Kedia-Agarwal feels that with RERA ensuring transparency and the laws allowing 100 per cent FDI in construction, Indian real estate is witnessing a lot of investment infusions from NRIs. “The new class of ultra-rich people is on a buying spree of luxury homes in global cities like Mumbai, Bangalore, etc. The Indian markets are proving their grit and potential. It is now time for investors to decide if they want to benefit from India’s future potential,” she says.
Real estate developers will also be expanding their operations to non-metro cities in 2023. The most recent example is the announcement of the Mumbai 3.0 project by the Government of Maharashtra (GoM). The government is committed to developing the Neral-Karjat, Panvel and the NAINA region in the Mumbai Metropolitan Region (MMR) as a part of this project. In fact, the numerous infrastructure projects in the city that were stuck due to the pandemic are now expected to resume and pick up pace in the new year. This will change the entire dynamic of the realty sector.
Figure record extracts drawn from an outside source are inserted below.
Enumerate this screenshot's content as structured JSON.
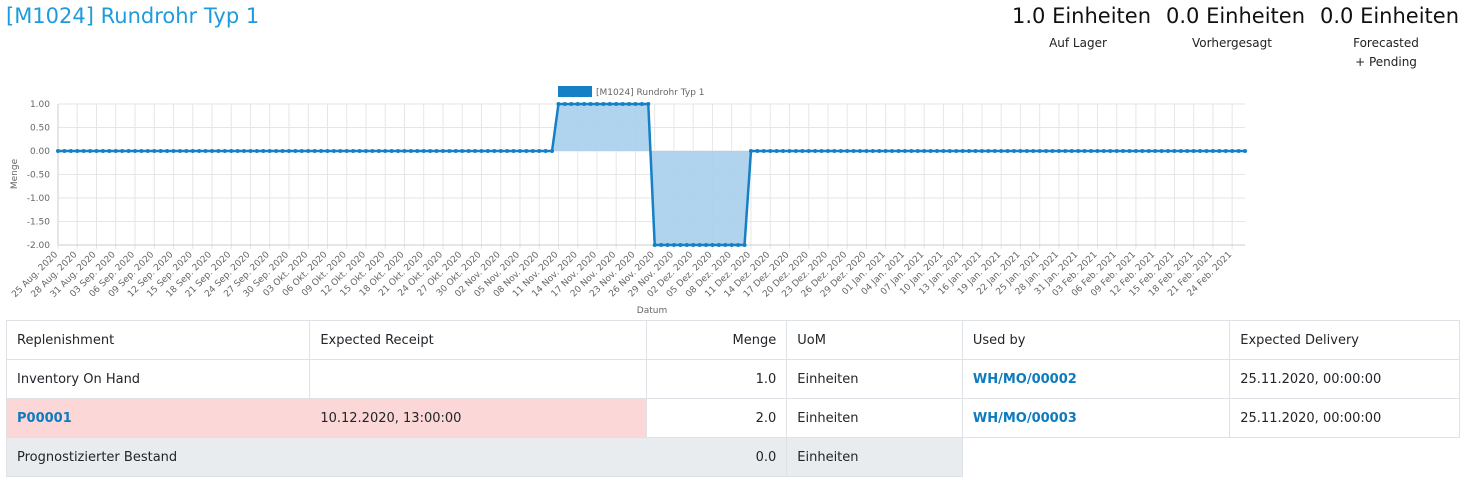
{
  "header": {
    "title": "[M1024] Rundrohr Typ 1"
  },
  "stats": [
    {
      "value": "1.0 Einheiten",
      "label": "Auf Lager",
      "label2": ""
    },
    {
      "value": "0.0 Einheiten",
      "label": "Vorhergesagt",
      "label2": ""
    },
    {
      "value": "0.0 Einheiten",
      "label": "Forecasted",
      "label2": "+ Pending"
    }
  ],
  "chart_data": {
    "type": "area",
    "legend": {
      "label": "[M1024] Rundrohr Typ 1",
      "position": "top",
      "color": "#1580c5"
    },
    "xlabel": "Datum",
    "ylabel": "Menge",
    "ylim": [
      -2.0,
      1.0
    ],
    "yticks": [
      "1.00",
      "0.50",
      "0.00",
      "-0.50",
      "-1.00",
      "-1.50",
      "-2.00"
    ],
    "grid": true,
    "x_start": "2020-08-25",
    "x_end": "2021-02-26",
    "x_ticks": [
      "25 Aug. 2020",
      "28 Aug. 2020",
      "31 Aug. 2020",
      "03 Sep. 2020",
      "06 Sep. 2020",
      "09 Sep. 2020",
      "12 Sep. 2020",
      "15 Sep. 2020",
      "18 Sep. 2020",
      "21 Sep. 2020",
      "24 Sep. 2020",
      "27 Sep. 2020",
      "30 Sep. 2020",
      "03 Okt. 2020",
      "06 Okt. 2020",
      "09 Okt. 2020",
      "12 Okt. 2020",
      "15 Okt. 2020",
      "18 Okt. 2020",
      "21 Okt. 2020",
      "24 Okt. 2020",
      "27 Okt. 2020",
      "30 Okt. 2020",
      "02 Nov. 2020",
      "05 Nov. 2020",
      "08 Nov. 2020",
      "11 Nov. 2020",
      "14 Nov. 2020",
      "17 Nov. 2020",
      "20 Nov. 2020",
      "23 Nov. 2020",
      "26 Nov. 2020",
      "29 Nov. 2020",
      "02 Dez. 2020",
      "05 Dez. 2020",
      "08 Dez. 2020",
      "11 Dez. 2020",
      "14 Dez. 2020",
      "17 Dez. 2020",
      "20 Dez. 2020",
      "23 Dez. 2020",
      "26 Dez. 2020",
      "29 Dez. 2020",
      "01 Jan. 2021",
      "04 Jan. 2021",
      "07 Jan. 2021",
      "10 Jan. 2021",
      "13 Jan. 2021",
      "16 Jan. 2021",
      "19 Jan. 2021",
      "22 Jan. 2021",
      "25 Jan. 2021",
      "28 Jan. 2021",
      "31 Jan. 2021",
      "03 Feb. 2021",
      "06 Feb. 2021",
      "09 Feb. 2021",
      "12 Feb. 2021",
      "15 Feb. 2021",
      "18 Feb. 2021",
      "21 Feb. 2021",
      "24 Feb. 2021"
    ],
    "series": [
      {
        "values_by_period": [
          {
            "from": "2020-08-25",
            "to": "2020-11-10",
            "value": 0.0
          },
          {
            "from": "2020-11-11",
            "to": "2020-11-25",
            "value": 1.0
          },
          {
            "from": "2020-11-26",
            "to": "2020-12-10",
            "value": -2.0
          },
          {
            "from": "2020-12-11",
            "to": "2021-02-26",
            "value": 0.0
          }
        ]
      }
    ],
    "colors": {
      "line": "#1580c5",
      "fill": "#a8cfec",
      "grid": "#e6e6e6",
      "text": "#666666"
    }
  },
  "table": {
    "columns": [
      "Replenishment",
      "Expected Receipt",
      "Menge",
      "UoM",
      "Used by",
      "Expected Delivery"
    ],
    "rows": [
      {
        "replenishment": "Inventory On Hand",
        "receipt": "",
        "qty": "1.0",
        "uom": "Einheiten",
        "used_by": "WH/MO/00002",
        "delivery": "25.11.2020, 00:00:00"
      },
      {
        "replenishment": "P00001",
        "receipt": "10.12.2020, 13:00:00",
        "qty": "2.0",
        "uom": "Einheiten",
        "used_by": "WH/MO/00003",
        "delivery": "25.11.2020, 00:00:00"
      }
    ],
    "total": {
      "label": "Prognostizierter Bestand",
      "qty": "0.0",
      "uom": "Einheiten"
    },
    "colors": {
      "late_row": "#fcd7d7",
      "total_row": "#e9ecef",
      "link": "#0c7bc0"
    }
  }
}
2023 will also see the remote working model, which gave way to a hybrid work structure in 2022, change completely with a full-fledged return to the pre-pandemic norm of work from the office (WFO). Therefore, CRE (commercial real estate), which has been on the rise since last year, is expected to dominate with Grade-A offices in huge demand as big companies are seeking to expand their operations in the coming days.
In conclusion we can say that the real estate stakeholders have every reason to believe that the performance of this sector in the new year is going to be rock steady and robust, especially with the government also stepping in and taking initiatives which will further support and enhance the growth of this sector.